In their rush to readily promote neoliberal dogma and corporate-inspired PR, many government officials, scientists and journalists take as given that profit-driven transnational corporations have a legitimate claim to be custodians of natural assets. There is the premise that water, food, soil and agriculture should be handed over to powerful and wholly corrupt transnational corporations to milk for profit, under the pretence these entities are somehow serving the needs of humanity.

These natural assets (‘the commons’) belong to everyone and any stewardship should be carried out in the common interest by local people assisted by public institutions and governments acting on their behalf, not by private transnational corporations driven by self-interest and the maximization of profit by any means possible.

And that’s the real agenda.
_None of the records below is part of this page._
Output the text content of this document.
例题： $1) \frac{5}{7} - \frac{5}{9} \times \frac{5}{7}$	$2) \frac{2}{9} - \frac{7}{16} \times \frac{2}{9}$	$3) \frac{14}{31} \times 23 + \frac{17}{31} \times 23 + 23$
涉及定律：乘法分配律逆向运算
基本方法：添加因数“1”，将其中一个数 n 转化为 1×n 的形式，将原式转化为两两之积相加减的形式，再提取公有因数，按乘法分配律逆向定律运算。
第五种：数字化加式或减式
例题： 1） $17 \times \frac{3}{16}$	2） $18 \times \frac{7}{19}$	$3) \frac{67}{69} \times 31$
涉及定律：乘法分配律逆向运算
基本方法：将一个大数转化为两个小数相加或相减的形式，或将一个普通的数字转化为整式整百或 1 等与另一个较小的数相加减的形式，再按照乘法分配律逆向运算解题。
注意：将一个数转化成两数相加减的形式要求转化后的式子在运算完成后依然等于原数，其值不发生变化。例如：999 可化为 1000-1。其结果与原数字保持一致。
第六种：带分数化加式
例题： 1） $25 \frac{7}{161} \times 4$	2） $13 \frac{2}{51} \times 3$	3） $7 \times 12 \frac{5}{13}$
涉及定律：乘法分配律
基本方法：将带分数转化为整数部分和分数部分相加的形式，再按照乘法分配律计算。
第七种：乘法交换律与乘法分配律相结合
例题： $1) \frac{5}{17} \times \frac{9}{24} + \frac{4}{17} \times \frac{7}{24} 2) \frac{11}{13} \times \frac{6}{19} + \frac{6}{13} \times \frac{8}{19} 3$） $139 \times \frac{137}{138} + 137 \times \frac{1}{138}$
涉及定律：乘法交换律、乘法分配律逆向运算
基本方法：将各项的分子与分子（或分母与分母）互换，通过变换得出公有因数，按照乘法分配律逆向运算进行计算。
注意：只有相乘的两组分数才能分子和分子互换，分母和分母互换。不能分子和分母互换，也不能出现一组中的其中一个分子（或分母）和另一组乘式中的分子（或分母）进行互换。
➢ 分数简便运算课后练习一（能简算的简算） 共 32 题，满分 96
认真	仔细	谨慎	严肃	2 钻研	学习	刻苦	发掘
That’s the bottom line where choice is concerned.

We have been living in the shadow of global agribusiness and its impacts for too long.

When pro-GMO/pro-big agribusiness lobbyists take aim at critics, alleging they are denying choice and have an ideological/authoritarian agenda, they should look a little closer to home.

But to quote the writer Upton Sinclair: “It is difficult to get a man to understand something when his salary depends upon his not understanding it.”